One last check of the radio, the rounds pouch, the ash bag, and with a solid fist-bump we were off. The cool early morning breeze was coming slightly from the west. Perfect. This meant it would be taking our scent away from any animals that may have been drawn to Kigelia pan, which was to be the first of many water sources we would by-pass on this adventure.
The soft sandy soils that dominate the north of Phinda, though difficult to walk through, mean that each well-placed step is near silent. We could hear the familiar bird calls ringing out all around us. A simple lift of the finger pointing in the direction that the sound was coming from was followed by a head nod in recognition of having heard it.
We both knew the other knew which bird it was, just as two accountants need not debate a commonly used formula and rather simply continue with their work. You see, this is what we love to do, it always has been, and it always will be.
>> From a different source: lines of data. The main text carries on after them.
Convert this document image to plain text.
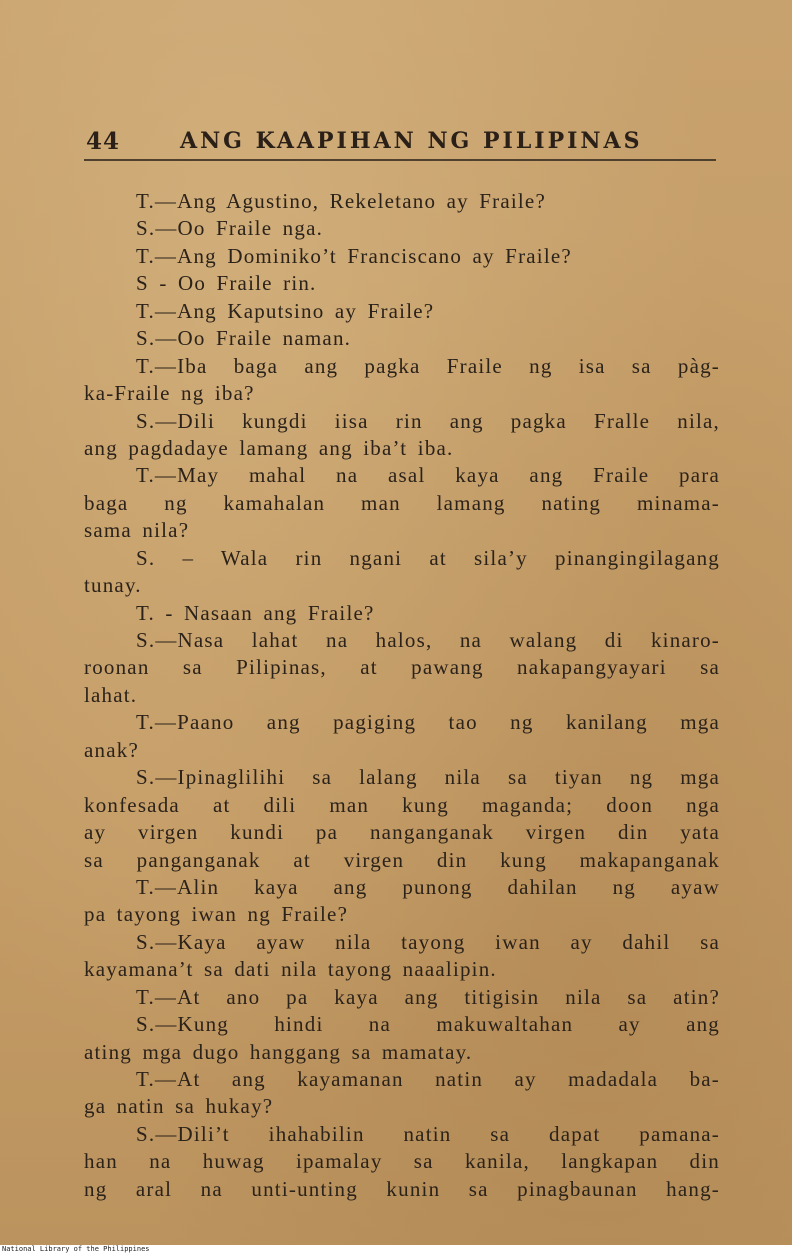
44	ANG KAAPIHAN NG PILIPINAS
T.—Ang Agustino, Rekeletano ay Fraile?
S.—Oo Fraile nga.
T.—Ang Dominiko’t Franciscano ay Fraile?
S - Oo Fraile rin.
T.—Ang Kaputsino ay Fraile?
S.—Oo Fraile naman.
T.—Iba baga ang pagka Fraile ng isa sa pàg-
ka-Fraile ng iba?
S.—Dili kungdi iisa rin ang pagka Fralle nila,
ang pagdadaye lamang ang iba’t iba.
T.—May mahal na asal kaya ang Fraile para
baga ng kamahalan man lamang nating minama-
sama nila?
S. – Wala rin ngani at sila’y pinangingilagang
tunay.
T. - Nasaan ang Fraile?
S.—Nasa lahat na halos, na walang di kinaro-
roonan sa Pilipinas, at pawang nakapangyayari sa
lahat.
T.—Paano ang pagiging tao ng kanilang mga
anak?
S.—Ipinaglilihi sa lalang nila sa tiyan ng mga
konfesada at dili man kung maganda; doon nga
ay virgen kundi pa nanganganak virgen din yata
sa panganganak at virgen din kung makapanganak
T.—Alin kaya ang punong dahilan ng ayaw
pa tayong iwan ng Fraile?
S.—Kaya ayaw nila tayong iwan ay dahil sa
kayamana’t sa dati nila tayong naaalipin.
T.—At ano pa kaya ang titigisin nila sa atin?
S.—Kung hindi na makuwaltahan ay ang
ating mga dugo hanggang sa mamatay.
T.—At ang kayamanan natin ay madadala ba-
ga natin sa hukay?
S.—Dili’t ihahabilin natin sa dapat pamana-
han na huwag ipamalay sa kanila, langkapan din
ng aral na unti-unting kunin sa pinagbaunan hang-
National Library of the Philippines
A family dream is set into motion
Les Carlisle is known to many as “The Father of Phinda.” He played a major role in erecting the fences, reintroducing the animals and setting the standards that have been so wonderfully maintained to this day across this magical landscape.
Having just turned the corner from 60, recently retired, and in the year that Phinda celebrates 30 years of existence it dawned on us that this walk we had been discussing for years was finally staring us in the face.
Thanks to the kindness of lodge managers, reserve managers and head rangers we set a date and committed. In classic Carlisle fashion, the final plan was only decided on the day before we left, but decided on it was. We would do three days of walking, each day about 10 km and each day in a new area of the reserve.